Dopo quasi 100 giorni dall’entrata in vigore del decreto incentivi, le aziende sammarinesi sono ancora scosse. Decreto incentivi: le soluzioni per le imprese del Titano. Attenzione però al pericolo dell’esterovestizione.
Dopo quasi 100 giorni dall’entrata in vigore del decreto incentivi, le aziende sammarinesi sono ancora scosse, molto scosse: c’è chi è andato in Italia e chi prova a resistere, cercando una soluzione leonina.
Grandi novità in materia non ce ne sono. Ci sono però i problemi che le aziende incontrano ogni giorno, fatti di rifiuti e, di conseguenza, di fatturati che scendono. In alcuni casi anche del 50 e più per cento.
Ricordiamo che il decreto incentivi chiarisce che i soggetti con partita Iva che hanno scambi con il Monte per almeno 50 mila euro mensili devono comunicare infatti i dati dell’operazione ogni 30 giorni. Per i soggetti che invece non superano i 50 mila euro devono autodenunciare l’importo all’Agenzia delle Entrate ogni 90 giorni.
L’aspetto più spinoso però riguarda – dopo tre mesi dall’entrata in vigore del decreto italiano (e solo per l’Italia: la Repubblica di San Marino non è più in black list in quanto finora ha concluso 27 accordi per lo scambio di informazioni secondo gli standard prevista dall’Ocse, ndr) – i “muri” che l’Italia ha innalzato verso il Titano.

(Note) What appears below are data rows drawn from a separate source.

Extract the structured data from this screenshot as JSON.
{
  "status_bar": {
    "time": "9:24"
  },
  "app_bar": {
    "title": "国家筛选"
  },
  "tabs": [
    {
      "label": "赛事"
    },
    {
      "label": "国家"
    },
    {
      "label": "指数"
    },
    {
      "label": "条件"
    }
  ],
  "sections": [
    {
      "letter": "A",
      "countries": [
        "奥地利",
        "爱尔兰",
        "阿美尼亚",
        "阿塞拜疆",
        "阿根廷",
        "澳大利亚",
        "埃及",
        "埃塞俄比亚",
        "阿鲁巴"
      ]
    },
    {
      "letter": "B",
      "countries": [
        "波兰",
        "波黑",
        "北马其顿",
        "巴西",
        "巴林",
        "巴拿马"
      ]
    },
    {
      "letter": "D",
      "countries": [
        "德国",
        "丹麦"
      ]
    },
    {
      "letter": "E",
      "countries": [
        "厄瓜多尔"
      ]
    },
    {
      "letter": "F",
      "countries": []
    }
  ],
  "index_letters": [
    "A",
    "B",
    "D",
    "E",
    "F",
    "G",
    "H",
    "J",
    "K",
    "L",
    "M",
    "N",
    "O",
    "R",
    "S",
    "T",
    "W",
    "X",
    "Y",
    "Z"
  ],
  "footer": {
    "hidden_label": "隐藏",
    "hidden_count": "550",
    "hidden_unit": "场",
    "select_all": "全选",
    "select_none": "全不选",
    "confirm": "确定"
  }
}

E che guarda negli occhi le piccole imprese del Monte, spesso “gambizzate” dal provvedimento: non tutte hanno infatti le risorse per affrontare gli scogli inseriti nel decreto incentivi italiano.
Nell’occhio del ciclone – da sponda italiana – c’è quella “dichiarazione” da fare al Fisco ogni mese o ogni tre mesi, a seconda dell’importo. Che è, concretamente, solo una dichiarazione in più (e quindi anche una spesa in più da sostenere), come ha ribadito a più riprese l’Associazione Nazione dell’Industria Sammarinese e come ha rimarcato il Segretario all’Industria Marco Arzilli qualche tempo fa: “Essere nella black list dell’Italia non implica altro che una comunicazione aggiuntiva per ogni scambio commerciale che si ha tra imprese italiane e sammarinesi”.
Eppure, in Italia, questa verifica mette paura…
Che strade si aprono per gli imprenditori sammarinesi? Due, in estrema sintesi, le opzioni: aprire una sede secondaria dell’azienda, con rilevanza fiscale come stabile organizzazione, oppure una “commissionaria” che vende in conto proprio ma anche per conto del committente. Quest’ultima, in particolar modo, sposa le esigenze di alcune piccole imprese. Ma è davvero la risposta migliore? E soprattutto, che pericoli nasconde? A la carte, il primo rischio si chiama “esterovestizione”.
Se la commissionaria non ha una struttura importante, fatta di agenti e organizzazione autonoma, l’Agenzia delle Entrate, in caso di accertamenti, può etichettare la commissionaria come “esterovestita”.
La commissionaria quindi deve essere una struttura con un’indipendenza economica, razionale. Deve sapersi mantenere, anche in base al fatturato proveniente dal lavoro degli agenti.
Il far confluire molte piccole aziende locali in un’unica società o consorzio – che come ogni azienda italiana che si rispetti, dovrà pagare le tasse oltre confine – può creare problemi di natura fiscale e civilistica.
Come detto, nel primo caso si può cadere nell’esterovestizione.
Sotto il profilo civilistico, è chiaro che se la commissionaria che fattura in Italia dovesse andare incontro ad alcune insolvenze, metterebbe a rischio il rapporto tra i soci.